Cycle order for a typical service method:
IllegalArgumentException)// Cycle 3: Null input
@isTest
static void deactivateAccounts_NullInput_ShouldThrowException() {
Boolean threw = false;
try {
AccountService.deactivateAccounts(null);
} catch (IllegalArgumentException e) {
threw = true;
}
System.assert(threw, 'Should throw IllegalArgumentException for null input');
}
Then add the guard clause to the service:
public static void deactivateAccounts(Set<Id> accountIds) {
if (accountIds == null) {
throw new IllegalArgumentException('accountIds cannot be null');
}
if (accountIds.isEmpty()) return;
// ... existing logic
}
The same Red-Green-Refactor cycle applies to Lightning Web Components using Jest.
import { createElement } from 'lwc';
import AccountList from 'c/accountList';
import getActiveAccounts from '@salesforce/apex/AccountService.getActiveAccounts';
jest.mock('@salesforce/apex/AccountService.getActiveAccounts',
() => ({ default: jest.fn() }),
{ virtual: true }
);
describe('c-account-list', () => {
afterEach(() => { while (document.body.firstChild) { document.body.removeChild(document.body.firstChild); } });
it('renders account names when data is returned', async () => {
getActiveAccounts.mockResolvedValue([
{ Id: '001xx000003ABCAAA', Name: 'Alpha Corp' },
{ Id: '001xx000003ABCBBB', Name: 'Beta Inc' }
]);
const element = createElement('c-account-list', { is: AccountList });
document.body.appendChild(element);
await Promise.resolve();
await Promise.resolve();
const items = element.shadowRoot.querySelectorAll('li');
expect(items.length).toBe(2);
expect(items[0].textContent).toBe('Alpha Corp');
});
});
import { LightningElement, wire } from 'lwc';
import getActiveAccounts from '@salesforce/apex/AccountService.getActiveAccounts';
export default class AccountList extends LightningElement {
accounts = [];
error;
@wire(getActiveAccounts)
wiredAccounts({ data, error }) {
if (data) {
this.accounts = data;
this.error = undefined;
} else if (error) {
this.error = error;
this.accounts = [];
}
}
}
<template>
<ul>
<template for:each={accounts} for:item="acc">
<li key={acc.Id}>{acc.Name}</li>
</template>
</ul>
</template>
Add error state test, empty state test, and loading state test following the same cycle.
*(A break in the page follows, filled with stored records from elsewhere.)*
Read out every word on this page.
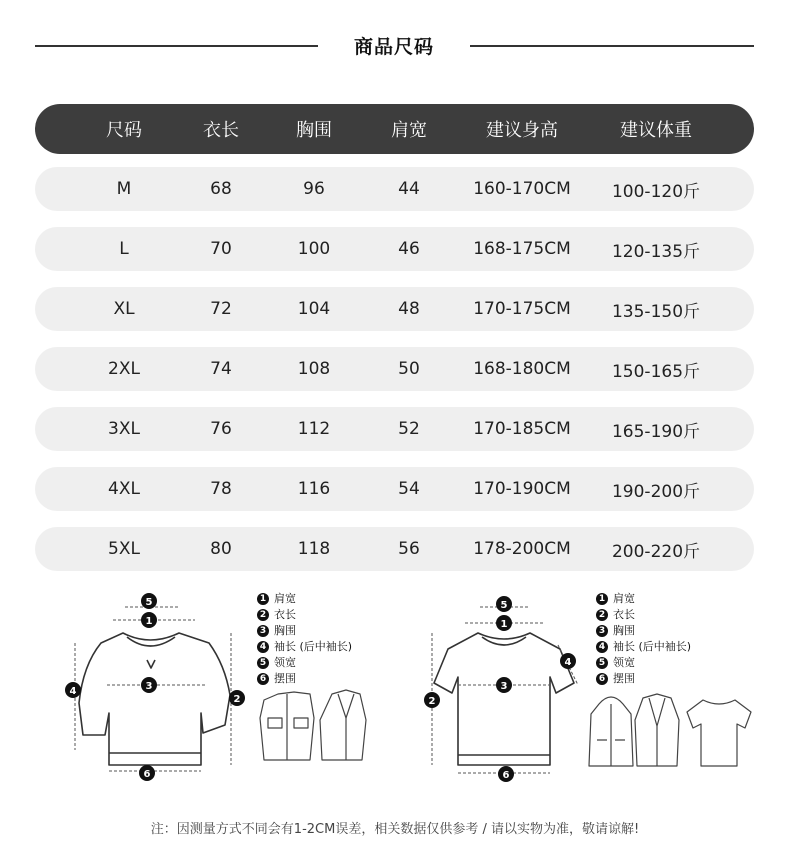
商品尺码
尺码	衣长	胸围	肩宽	建议身高	建议体重
M	68	96	44	160-170CM 100-120斤
L	70	100	46	168-175CM 120-135斤
XL	72	104	48	170-175CM 135-150斤
2XL	74	108	50	168-180CM 150-165斤
3XL	76	112	52	170-185CM 165-190斤
4XL	78	116	54	170-190CM 190-200斤
5XL	80	118	56	178-200CM 200-220斤
5
1
3
2
4
6
1 肩宽
2 衣长
3 胸围
4 袖长 (后中袖长)
5 领宽
6 摆围
5
1
3
2
4
6
1 肩宽
2 衣长
3 胸围
4 袖长 (后中袖长)
5 领宽
6 摆围
注：因测量方式不同会有1-2CM误差，相关数据仅供参考 / 请以实物为准，敬请谅解!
When you practice TDD correctly, coverage follows naturally:
| Approach | Typical Coverage | Test Quality |
|---|---|---|
| TDD (test-first) | 90-100% | High -- every line exists because a test required it |
| Test-after | 75-85% | Medium -- tests written to cover, not to specify |
| Coverage-chasing | 75%+ | Low -- tests cover lines but assert nothing |
The goal is verified behavior, not a coverage number. If you write tests first, coverage is a guaranteed byproduct.